Kematian Syekh Siti Jenar dalam versi ini juga
dikemukakan dalam Babad Tanah Jawa yang disandur oleh S. Santoso, dengan
versi yang sedikit memiliki perbedaan. Dalam babad ini disebutkan Syekh Siti
Jenar terbang ke surga, tetapi badannya kembali ke masjid. Para ulama takjub
karena dia dapat terbang ke surga, namun kemudian marah karena badannya kembali
ke masjid. Melihat hal yang demikian, Sunan Giri kemudian mengatakan bahwa
tubuhnya harum ditikam dengan sebuah pedang, kemudian dibakar. Syekh Maulana
kemudian mengambil pedang dan menikamkannya ke tubuh Syekh Siti Jenar, tetapi
tidak mempan. Syekh Maulana bertambah marah dan menuduh Syekh Siti Jenar
berbohong atas pernyataannya yang menegaskan bahwa dia rela mati.
Syekh Siti Jenar menerima banyak tikaman dari Syekh
Maulana, tetapi dia terus berdiri.
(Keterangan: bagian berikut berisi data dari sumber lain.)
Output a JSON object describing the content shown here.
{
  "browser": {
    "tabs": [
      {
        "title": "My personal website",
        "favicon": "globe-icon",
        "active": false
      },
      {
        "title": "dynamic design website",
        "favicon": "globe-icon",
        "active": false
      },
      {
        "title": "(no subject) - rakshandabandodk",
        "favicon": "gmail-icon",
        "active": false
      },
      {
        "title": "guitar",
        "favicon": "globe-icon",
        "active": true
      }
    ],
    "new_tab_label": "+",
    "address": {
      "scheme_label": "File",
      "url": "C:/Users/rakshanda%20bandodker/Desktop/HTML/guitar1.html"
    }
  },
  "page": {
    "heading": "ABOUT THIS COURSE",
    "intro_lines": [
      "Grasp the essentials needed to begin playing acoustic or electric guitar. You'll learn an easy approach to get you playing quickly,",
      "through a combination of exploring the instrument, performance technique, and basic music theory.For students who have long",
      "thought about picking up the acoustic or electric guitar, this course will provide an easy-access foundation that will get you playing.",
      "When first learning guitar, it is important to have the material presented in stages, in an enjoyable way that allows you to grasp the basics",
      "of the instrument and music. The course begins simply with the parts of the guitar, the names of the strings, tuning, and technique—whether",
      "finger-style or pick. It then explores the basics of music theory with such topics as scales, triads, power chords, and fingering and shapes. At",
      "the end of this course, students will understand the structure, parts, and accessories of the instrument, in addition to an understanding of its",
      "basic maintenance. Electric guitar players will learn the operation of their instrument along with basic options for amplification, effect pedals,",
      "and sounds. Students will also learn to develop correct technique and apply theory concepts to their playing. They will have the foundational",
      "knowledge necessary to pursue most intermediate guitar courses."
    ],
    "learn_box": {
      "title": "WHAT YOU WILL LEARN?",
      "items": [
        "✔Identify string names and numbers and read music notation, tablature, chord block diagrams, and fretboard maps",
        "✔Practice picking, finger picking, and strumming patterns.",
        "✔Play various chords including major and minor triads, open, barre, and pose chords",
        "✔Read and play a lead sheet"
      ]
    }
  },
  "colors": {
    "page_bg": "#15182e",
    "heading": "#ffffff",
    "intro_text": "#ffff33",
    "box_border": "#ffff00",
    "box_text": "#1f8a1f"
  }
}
Syekh Maulana kian gusar dan berkata, “Itu
luka orang jahat, terluka tapi tidak berdarah”. Dari luka-luka Syekh Siti
Jenar itu seketika keluar darah berwarna merah. Seketika Syekh Maulana berkata
lagi, ”Itu luka orang biasa, bukan kawula gusti, karena darah yang keluar
berwarna merah”. Dari merah yang mengucur itu seketika berubah berwarna
putih. Syekh Maulana berkata lagi. “Ini seperti kematian pohon kayu, keluar
getah dari lukanya. Kalau ‘insan kamil’ betul tentu dapat masuk surga dengan
badan jasmaninya, berarti kawula gusti tidak terpisah”. Dalam sekejap mata
tubuh Syekh Siti Jenar hilang dan darahnya sirna.
Syekh Maulana kemudian membuat muslihat dengan membunuh
seekor anjing, membungkusnya dengan kail putih dan mengumumkan kepada
masyarakat bahwa mayat Syekh Siti Jenar telah berubah menjadi seekor anjing
disebabkan ajarannya yang bertentangan dengan syariat. Anjing itu kemudian di
bakar.
Beberapa waktu setelah peristiwa itu, para ulama
didatangi oleh seorang penggembala kambing yang mengaku sebagai murid Syekh
Siti Jenar. Dia berkata, ”Saya dengar para Wali telah membunuh guru saya,
Syekh Siti Jenar. Kalau memang demikian, lebih baik saya juga Tuan-tuan bunuh. Sebab
saya ini juga Allah, Allah yang menggembalakan kambing”. Mendengar
penuturannya itu kemudian Syekh Maulana membunuhnya dengan pedang yang sama
dengan yang digunakan untuk membunuh Syekh Siti Jenar. Seketika tubuh mayat
penggembala kambing itu lenyap. (Tebba, 2003: 43).
Versi Kelima
Bahwa vonis hukuman mati dijatuhkan oleh Sunan Gunung
Jati, sedangkan yang menjalankan eksekusi kematian (algojo) adalah Sunan Kudus.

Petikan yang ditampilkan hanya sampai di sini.